People and organisations
- Head of state: Sukarno
- Head of government: Ali Sastroamidjojo
- No. of ministers: 20 ministers
- Member party: PNI Masyumi PSII Catholic PIR Labour Parkindo Independent
- Opposition party: Masyumi

History
- Predecessor: Wilopo Cabinet
- Successor: Burhanuddin Harahap Cabinet

= First Ali Sastroamidjojo Cabinet =

Indonesian Cabinet 1953–1955

The First Ali Sastroamidjojo Cabinet (Kabinet Ali Sastroamidjojo I) was an Indonesian cabinet named after the prime minister, and also known as 'Kabinet IV', that served from 30 July 1953 until 12 August 1955.

==Composition==
===Cabinet Leadership===
- Prime Minister: Ali Sastroamidjojo (Indonesian National Party – PNI)
- First Deputy Prime Minister: Wongsonegoro (Great Indonesia Unity Party – PIR)
- Second Deputy Prime Minister: Zainul Arifin (Nahdlatul Ulama - NU)

==Cabinet Members==
- Minister of Foreign Affairs: Sunario (Indonesian National Party – PNI)
- Minister of Home Affairs: Hazairin (PIR)
- Minister of Defense: Iwa Kusumasumantri (Progressive Faction)
- Minister of Justice: Djody Gondokusumo (PRN)
- Minister of Information: Dr.

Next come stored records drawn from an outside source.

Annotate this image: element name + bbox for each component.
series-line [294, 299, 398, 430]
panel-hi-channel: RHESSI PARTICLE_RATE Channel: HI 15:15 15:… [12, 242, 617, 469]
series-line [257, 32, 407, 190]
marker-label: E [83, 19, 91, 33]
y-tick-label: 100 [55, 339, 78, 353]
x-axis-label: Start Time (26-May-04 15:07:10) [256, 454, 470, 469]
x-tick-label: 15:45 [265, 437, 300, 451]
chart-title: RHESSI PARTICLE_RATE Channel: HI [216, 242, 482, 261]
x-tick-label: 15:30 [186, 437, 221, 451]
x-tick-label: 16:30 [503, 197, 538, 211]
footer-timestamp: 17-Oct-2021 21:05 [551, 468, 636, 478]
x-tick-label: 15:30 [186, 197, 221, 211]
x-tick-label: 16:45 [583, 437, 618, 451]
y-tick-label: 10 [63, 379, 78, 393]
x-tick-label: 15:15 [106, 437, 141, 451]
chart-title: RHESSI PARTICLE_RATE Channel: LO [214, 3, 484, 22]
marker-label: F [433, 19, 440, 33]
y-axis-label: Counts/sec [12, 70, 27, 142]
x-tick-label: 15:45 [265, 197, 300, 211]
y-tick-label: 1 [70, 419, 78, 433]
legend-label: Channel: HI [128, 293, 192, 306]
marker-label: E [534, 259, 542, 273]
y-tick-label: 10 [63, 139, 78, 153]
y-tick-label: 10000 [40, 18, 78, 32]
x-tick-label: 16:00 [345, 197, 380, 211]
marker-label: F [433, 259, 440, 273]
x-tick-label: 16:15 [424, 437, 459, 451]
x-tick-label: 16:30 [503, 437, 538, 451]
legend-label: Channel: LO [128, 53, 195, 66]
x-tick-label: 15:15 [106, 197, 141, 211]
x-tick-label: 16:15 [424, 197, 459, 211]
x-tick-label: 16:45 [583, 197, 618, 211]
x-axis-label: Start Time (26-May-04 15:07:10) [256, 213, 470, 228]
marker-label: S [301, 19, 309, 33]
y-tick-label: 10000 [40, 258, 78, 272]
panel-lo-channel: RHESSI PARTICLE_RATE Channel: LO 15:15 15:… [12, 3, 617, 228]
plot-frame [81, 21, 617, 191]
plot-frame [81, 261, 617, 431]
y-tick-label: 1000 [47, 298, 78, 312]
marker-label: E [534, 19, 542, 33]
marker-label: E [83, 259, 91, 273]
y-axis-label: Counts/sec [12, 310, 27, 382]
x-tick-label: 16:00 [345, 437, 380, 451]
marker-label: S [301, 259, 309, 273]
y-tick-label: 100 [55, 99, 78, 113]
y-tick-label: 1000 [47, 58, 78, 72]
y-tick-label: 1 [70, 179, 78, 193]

F. L. Tobing (SKI)
- Minister of Finance: Ong Eng Die (Indonesian National Party – PNI)
- Minister of Agriculture: Sadjarwo Djarwonagoro (BTI)
- Minister of Economic Affairs: Iskaq Tjokroadisurjo (Indonesian National Party – PNI)
- Minister of Transport: Abikusno Tjokrosujono (Indonesian Islamic Union Party - PSII)
- Minister of Public Works: Roosseno (PIR)
- Minister of Labor: Sutan Muchtar Abidin (Labour Party)
- Minister of Social Affairs: Suroso (Parindra)
- Minister of Education & Culture: Muhammad Yamin
- Minister of Religious Affairs: Masjkur (Nahdlatul Ulama - NU)
- Minister of Health ad interim: Dr. F. L. Tobing (SKI)
- State Minister for National Prosperity: Sudibjo (Indonesian Islamic Union Party - PSII)
- State Minister for Agrarian Affairs: Mohammad Hanafiah (Nahdlatul Ulama - NU)

==Changes==
- State Minister for National Prosperity Sudibjo resigned on 14 September 1953 and First Deputy Prime Minister Wongsonegoro was appointed as his ad interim replacement.
- Transport Minister Abikusono resigned on 14 September 1953. Public Works and Manpower Minister Roosseno took over his responsibilities temporarily until he was formally appointed on 2 October. His previous position was filled by Mohammad Hassan (PSSI) on 12 October. On the same day, Dr. Lie Kiat Teng (alias Mohammad Ali) (PSII) was appointed Minister of Health, replacing Dr. F. L. Tobing.
- On 23 October 1954, First Deputy Prime Minister and interim Prosperity Minister Wongsonegoro, Transport Minister Roosseno resigned and Interior Minister Hazairin all resigned. Prime Minister Ali Sastroamidjojo took over the responsibilities of the Deputy Prime Minister and Transport Minister, while Second Deputy Prime Minister Zainul Arifin took over the responsibilities of the Interior and Public Prosperity Ministers. This left only one deputy prime minister for the remainder of the cabinet's term of office.
- On 8 November 1954, Minister of Economic Affairs Iskaq Tjokroadisurjo resigned and was replaced by Rooseno. On the same day, Siradjuddin (Perti) was appointed State Minister for National Prosperity, replacing ad interim Minister Zainul Arifin.
- On 19 November 1954, State Minister for Agrarian Affairs Mohammad Hanafiah resigned and was replaced by I Gusti Gde Rake (PRN). On the same day, A. K. Gani (PNI) was appointed Minister of Transport and Soenarjo (NU) was appointed Interior Minister.
- On 13 July 1955, Minister of Defense Iwa Kusumasumantri resigned. Deputy Prime Minister Zainul Arifin became ad interim Defense Minister.